Using GP hyperparameters with plates

I’m working with a model that is specifying a set of GPs, one for each group member in the dataset:

    ls = pyro.sample('ls', Gamma(torch.FloatTensor([5.]).to(device), torch.FloatTensor([0.5]).to(device))) 
    amp = pyro.sample('amp', Gamma(torch.FloatTensor([2.]).to(device), torch.FloatTensor([1.]).to(device)))

    with pyro.plate('venues', V): 
        K_w =gp.kernels.RBF(
                input_dim=1,
                variance=amp, 
                lengthscale=ls
        )
        cov_alpha = K_w(torch.FloatTensor(weeks).to(device))
        cov_alpha.view(-1)[::W+1] += jitter
        alpha = pyro.sample('alpha', MultivariateNormal(torch.zeros(W).to(device), covariance_matrix=cov_alpha))

This works fine, as you would expect. However, if I want to specify individual-specific length scales, I assume I just have to move the ls statement into the plate:

    amp = pyro.sample('amp', Gamma(torch.FloatTensor([2.]).to(device), torch.FloatTensor([1.]).to(device)))

    with pyro.plate('venues', V): 
        ls = pyro.sample('ls', Gamma(torch.FloatTensor([5.]).to(device), torch.FloatTensor([0.5]).to(device))) 
        K_w =gp.kernels.RBF(
                input_dim=1,
                variance=amp, 
                lengthscale=ls
        )
        cov_alpha = K_w(torch.FloatTensor(weeks).to(device))
        cov_alpha.view(-1)[::W+1] += jitter
        alpha = pyro.sample('alpha', MultivariateNormal(torch.zeros(W).to(device), covariance_matrix=cov_alpha))

This model runs fine, but when I try to pull out estimates,

estimates = guide.quantiles([0.025, 0.5, 0.975])

I get a RuntimeError:

~/anaconda3/envs/pytorch_latest_p37/lib/python3.7/site-packages/torch/distributions/normal.py in icdf(self, value)
     83 
     84     def icdf(self, value):
---> 85         return self.loc + self.scale * torch.erfinv(2 * value - 1) * math.sqrt(2)
     86 
     87     def entropy(self):

RuntimeError: The size of tensor a (441) must match the size of tensor b (3) at non-singleton dimension 0

Moreover, if I try and bring both hyperparameters into the plate, the model does not run at all:

    with pyro.plate('venues', V): 
        ls = pyro.sample('ls', Gamma(torch.FloatTensor([5.]).to(device), torch.FloatTensor([0.5]).to(device))) 
        amp = pyro.sample('amp', Gamma(torch.FloatTensor([2.]).to(device), torch.FloatTensor([1.]).to(device)))
        K_w =gp.kernels.RBF(
                input_dim=1,
                variance=amp, 
                lengthscale=ls
        )
        cov_alpha = K_w(torch.FloatTensor(weeks).to(device))
        cov_alpha.view(-1)[::W+1] += jitter
        alpha = pyro.sample('alpha', MultivariateNormal(torch.zeros(W).to(device), covariance_matrix=cov_alpha))
~/anaconda3/envs/pytorch_latest_p37/lib/python3.7/site-packages/pyro/contrib/gp/kernels/isotropic.py in forward(self, X, Z, diag)
     87         r2 = self._square_scaled_dist(X, Z)
---> 88         return self.variance * torch.exp(-0.5 * r2)
     89 

RuntimeError: The size of tensor a (32) must match the size of tensor b (67) at non-singleton dimension 1

I get the feeling I’m just doing something dumb here, but I can’t see it. Is it something specific with GP parameters that is different?

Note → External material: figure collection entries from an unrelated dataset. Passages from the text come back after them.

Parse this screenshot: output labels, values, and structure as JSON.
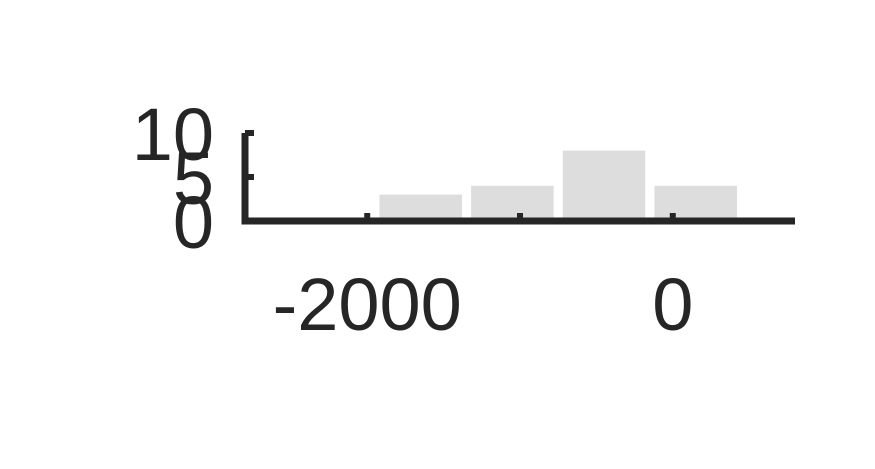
{
  "chart_data": {
    "type": "bar",
    "x": [
      -1650,
      -1050,
      -450,
      150
    ],
    "values": [
      3,
      4,
      8,
      4
    ],
    "xlim": [
      -2800,
      800
    ],
    "ylim": [
      0,
      10
    ],
    "xticks": [
      -2000,
      -1000,
      0
    ],
    "xtick_labels": [
      "-2000",
      "",
      "0"
    ],
    "yticks": [
      0,
      5,
      10
    ],
    "ytick_labels": [
      "0",
      "5",
      "10"
    ],
    "title": "",
    "xlabel": "",
    "ylabel": "",
    "grid": false,
    "colors": {
      "bar": "#dddddd",
      "axis": "#262626",
      "text": "#262626"
    }
  }
}
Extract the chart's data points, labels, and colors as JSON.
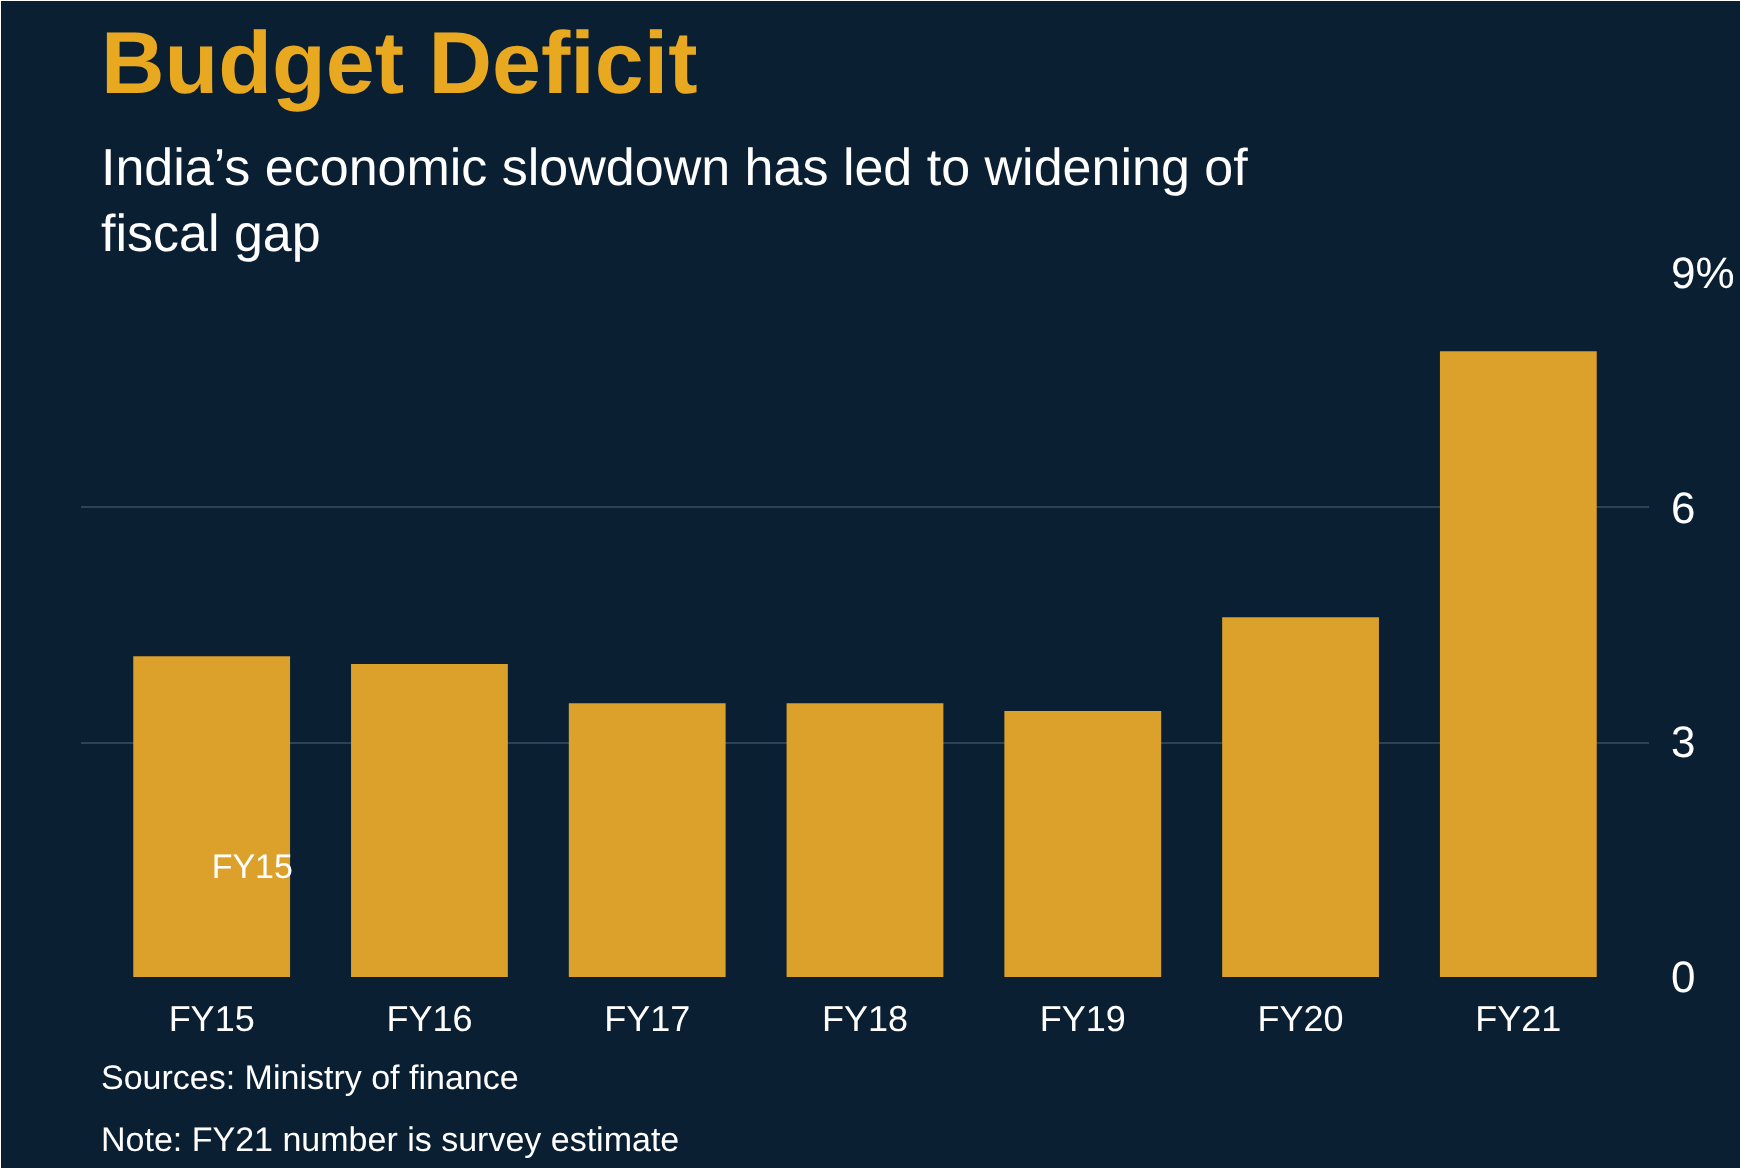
{
  "chart_data": {
    "type": "bar",
    "title": "Budget Deficit",
    "subtitle": "India’s economic slowdown has led to widening of fiscal gap",
    "categories": [
      "FY15",
      "FY16",
      "FY17",
      "FY18",
      "FY19",
      "FY20",
      "FY21"
    ],
    "values": [
      4.1,
      4.0,
      3.5,
      3.5,
      3.4,
      4.6,
      8.0
    ],
    "color": "#dca12a",
    "ylim": [
      0,
      9
    ],
    "yticks": [
      0,
      3,
      6,
      {
        "value": 9,
        "label": "9%"
      }
    ],
    "grid": "y",
    "annotations": [
      "FY15",
      "Sources: Ministry of finance",
      "Note: FY21 number is survey estimate"
    ]
  }
}
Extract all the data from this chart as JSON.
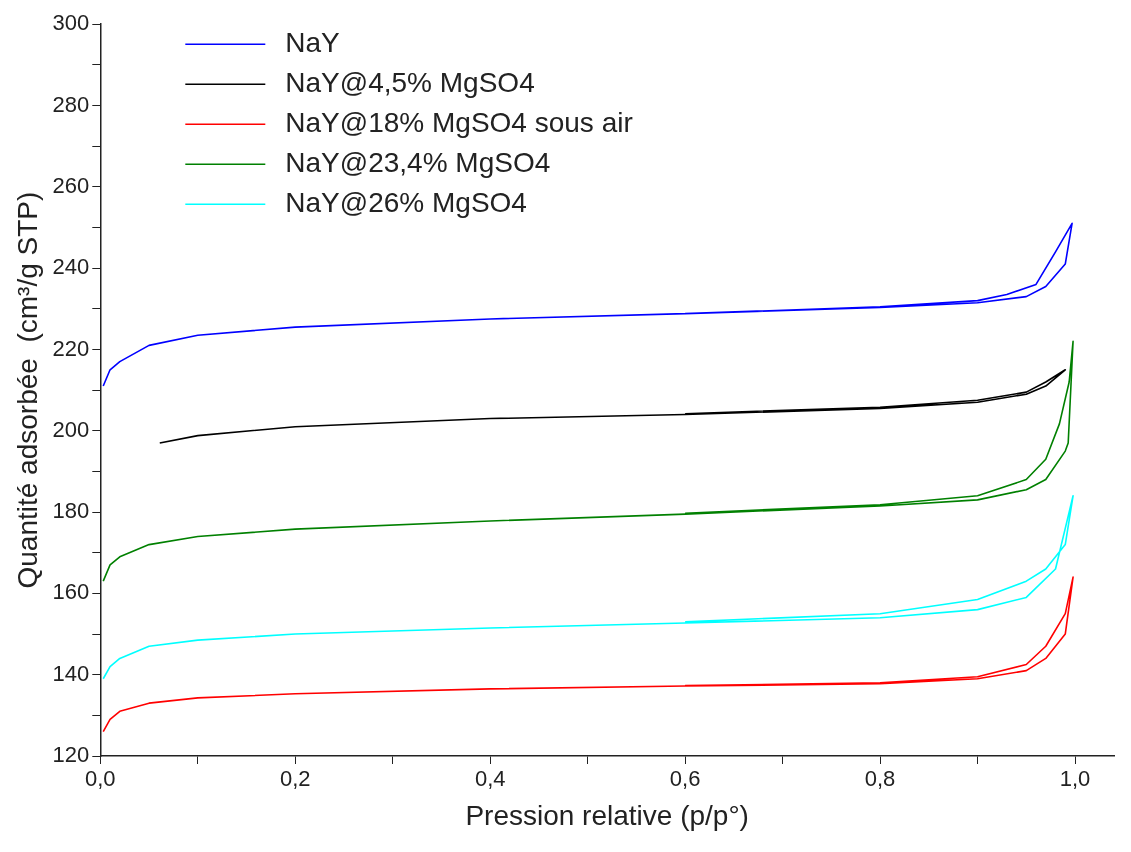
{
  "chart_data": {
    "type": "line",
    "xlabel": "Pression relative (p/p°)",
    "ylabel": "Quantité adsorbée  (cm³/g STP)",
    "xlim": [
      0,
      1.04
    ],
    "xticks": [
      {
        "value": 0,
        "label": "0,0"
      },
      {
        "value": 0.1,
        "label": null
      },
      {
        "value": 0.2,
        "label": "0,2"
      },
      {
        "value": 0.3,
        "label": null
      },
      {
        "value": 0.4,
        "label": "0,4"
      },
      {
        "value": 0.5,
        "label": null
      },
      {
        "value": 0.6,
        "label": "0,6"
      },
      {
        "value": 0.7,
        "label": null
      },
      {
        "value": 0.8,
        "label": "0,8"
      },
      {
        "value": 0.9,
        "label": null
      },
      {
        "value": 1,
        "label": "1,0"
      }
    ],
    "ylim": [
      120,
      300
    ],
    "yticks": [
      120,
      {
        "value": 130,
        "label": null
      },
      140,
      {
        "value": 150,
        "label": null
      },
      160,
      {
        "value": 170,
        "label": null
      },
      180,
      {
        "value": 190,
        "label": null
      },
      200,
      {
        "value": 210,
        "label": null
      },
      220,
      {
        "value": 230,
        "label": null
      },
      240,
      {
        "value": 250,
        "label": null
      },
      260,
      {
        "value": 270,
        "label": null
      },
      280,
      {
        "value": 290,
        "label": null
      },
      300
    ],
    "grid": false,
    "legend": "top left",
    "marker": "none",
    "line_style": "solid",
    "series": [
      {
        "name": "NaY",
        "color": "#0000ff",
        "x": [
          0.003,
          0.01,
          0.02,
          0.05,
          0.1,
          0.2,
          0.4,
          0.6,
          0.8,
          0.9,
          0.95,
          0.97,
          0.99,
          0.997,
          0.98,
          0.96,
          0.93,
          0.9,
          0.8,
          0.6
        ],
        "values": [
          211,
          215,
          217,
          221,
          223.5,
          225.5,
          227.5,
          228.8,
          230.3,
          231.5,
          233,
          235.5,
          241,
          251,
          244,
          236,
          233.5,
          232,
          230.5,
          228.8
        ]
      },
      {
        "name": "NaY@4,5% MgSO4",
        "color": "#000000",
        "x": [
          0.061,
          0.1,
          0.2,
          0.4,
          0.6,
          0.8,
          0.9,
          0.95,
          0.97,
          0.99,
          0.97,
          0.95,
          0.9,
          0.8,
          0.6
        ],
        "values": [
          197,
          198.8,
          201,
          203,
          204,
          205.5,
          207,
          209,
          211,
          215,
          212,
          209.5,
          207.5,
          205.8,
          204.2
        ]
      },
      {
        "name": "NaY@18% MgSO4 sous air",
        "color": "#ff0000",
        "x": [
          0.003,
          0.01,
          0.02,
          0.05,
          0.1,
          0.2,
          0.4,
          0.6,
          0.8,
          0.9,
          0.95,
          0.97,
          0.99,
          0.998,
          0.99,
          0.97,
          0.95,
          0.9,
          0.8,
          0.6
        ],
        "values": [
          126,
          129,
          131,
          133,
          134.3,
          135.3,
          136.5,
          137.2,
          137.8,
          139,
          141,
          144,
          150,
          164,
          155,
          147,
          142.5,
          139.5,
          138,
          137.3
        ]
      },
      {
        "name": "NaY@23,4% MgSO4",
        "color": "#008000",
        "x": [
          0.003,
          0.01,
          0.02,
          0.05,
          0.1,
          0.2,
          0.4,
          0.6,
          0.8,
          0.9,
          0.95,
          0.97,
          0.99,
          0.993,
          0.998,
          0.994,
          0.984,
          0.97,
          0.95,
          0.9,
          0.8,
          0.6
        ],
        "values": [
          163,
          167,
          169,
          172,
          174,
          175.8,
          177.8,
          179.5,
          181.5,
          183,
          185.5,
          188,
          195,
          197,
          222,
          212,
          201.7,
          193,
          188,
          184,
          181.8,
          179.7
        ]
      },
      {
        "name": "NaY@26% MgSO4",
        "color": "#00ffff",
        "x": [
          0.003,
          0.01,
          0.02,
          0.05,
          0.1,
          0.2,
          0.4,
          0.6,
          0.8,
          0.9,
          0.95,
          0.98,
          0.998,
          0.99,
          0.97,
          0.95,
          0.9,
          0.8,
          0.6
        ],
        "values": [
          139,
          142,
          144,
          147,
          148.5,
          150,
          151.5,
          152.7,
          154,
          156,
          159,
          166,
          184,
          172,
          166,
          163,
          158.5,
          155,
          153
        ]
      }
    ]
  }
}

I think this is a limitation of GP module (or in general, any torch.nn module that does not support “batched” parameters, like nn.Linear). The internal implementation assumes that lenghscale is either scalar or 1D vector with size input_dim. We should revise the implementation to support batched GP kernels but it would take a bit of time to cover all kernels and utilities. :frowning:

OK, thanks. I thought I was overlooking something simple.

@fonnesbeck you might have more luck with gpytorch+pyro

Thank you. Yeah, I was aware of that integration, but I was just trying to keep things simple–I just wanted to model some non-linear effects as a latent GP as part of a larger model.

The other limitation here is that I am not just integrating one GP into the model, I am using several, and adding them together, indexing them as appropriate. All of the pyro+gpytorch integration examples seem to assume a single GP, with no obvious extension to multiple GPs.